Edited April 29, 2014. The original Isakson Living East Cobb proposal called for 987 units, which was more than twice as many units as Isakson Living's Park Springs community. The most recent Isakson Living East Cobb proposal calls for 748 units, which is 1.58 times as many units as Park Springs.
By large majorities, we all opposed the first Isakson Living proposal and remain opposed to what we know of the second proposal. It is too big and has far too many units for this part of East Cobb, and the apartment complex architecture does not fit in with the area. We look forward to seeing more details of the second proposal, but still no specifics have been given since Isakson Living refiled in November.
Also, we should point out that most CCRCs in the United States have less than 300 units. We question why the developer wants nearly 3 times that amount in East Cobb, and also why they would plan 1.58 times the number of units as in their Park Springs, Stone Mountain location, even though the acreage is similar. Park Springs has 474 units on 54 acres, while Isakson Living East Cobb has planned for 748 units on 53.7 areas, and up to a full third of the property cannot be built on because it is either in the flood plain, stream buffers or too steep. So IL East Cobb would be more than twice as dense as IL Park Springs.
Furthermore, there are many ways to build a CCRC, such as cottage style or apartment style. Park Springs has both cottages and apartments, but East Cobb would only have apartments. We do not want an apartment-style CCRC in East Cobb, not only because it doesn’t fit in with the character of this area, but also because of the risks involved if the CCRC fails.

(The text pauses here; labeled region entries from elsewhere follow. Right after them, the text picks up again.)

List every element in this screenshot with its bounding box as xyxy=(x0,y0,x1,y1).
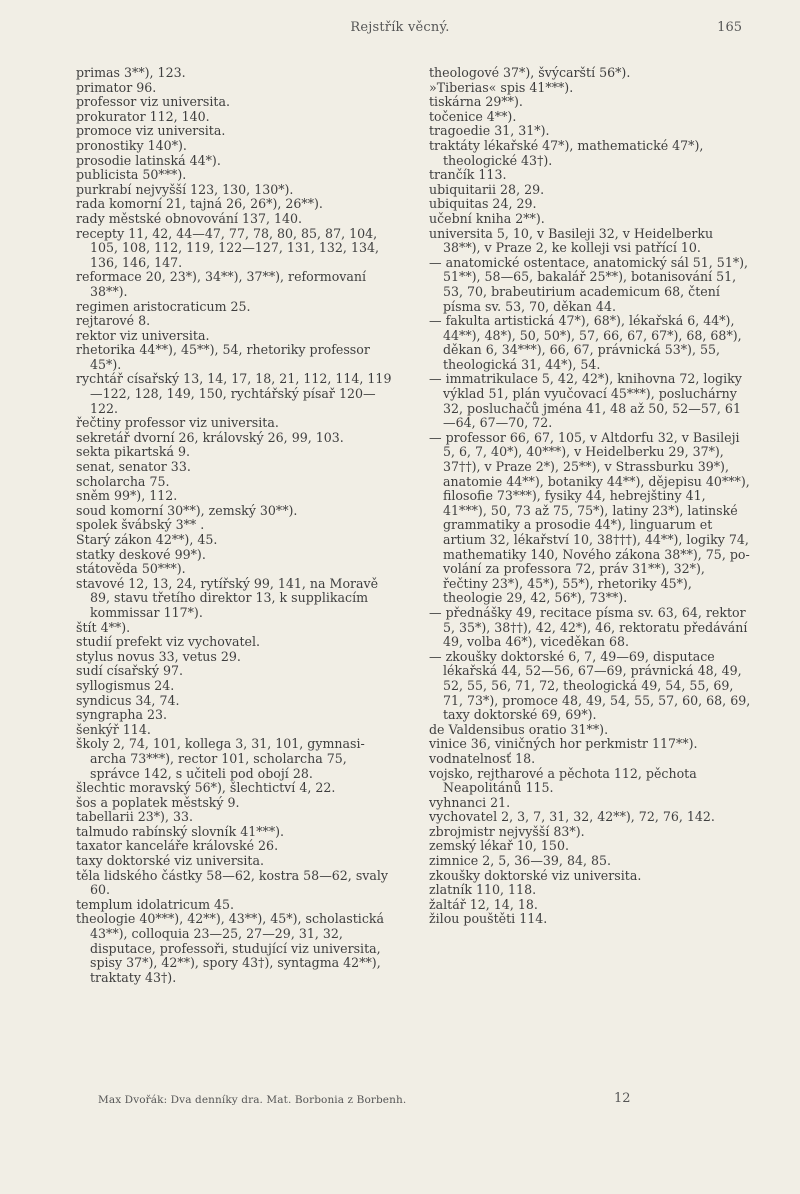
index-entry: taxator kanceláře královské 26. xyxy=(76,838,279,854)
index-entry: theologové 37*), švýcarští 56*). xyxy=(429,65,631,80)
index-entry: šos a poplatek městský 9. xyxy=(76,794,240,810)
index-entry: stylus novus 33, vetus 29. xyxy=(76,648,241,664)
index-entry: primator 96. xyxy=(76,79,157,95)
index-entry: rektor viz universita. xyxy=(76,327,210,343)
index-entry: žaltář 12, 14, 18. xyxy=(429,896,538,912)
index-entry: rejtarové 8. xyxy=(76,313,151,329)
index-entry: rychtář císařský 13, 14, 17, 18, 21, 112, 114, 119—122, 128, 149, 150, rychtářský písař 120—122. xyxy=(76,371,392,416)
index-entry: štít 4**). xyxy=(76,619,131,635)
index-entry: primas 3**), 123. xyxy=(76,65,186,80)
page-number: 165 xyxy=(717,20,742,35)
index-entry: de Valdensibus oratio 31**). xyxy=(429,721,609,737)
index-entry: syndicus 34, 74. xyxy=(76,692,180,708)
index-entry: rhetorika 44**), 45**), 54, rhetoriky professor 45*). xyxy=(76,342,370,372)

This is not an abstraction; due to the tough economy in 2008, the planned Isakson Living Peachtree Hills was not built and an empty lot still remains on those 23 acres in Buckhead.
In a true compromise, nobody gets everything they want, but everybody gets something they want. Hopefully, Isakson Living is willing to join with the people in this part of East Cobb in a meaningful compromise that benefits all involved. Any compromise will involve far fewer units, and an architectural style that fits East Cobb.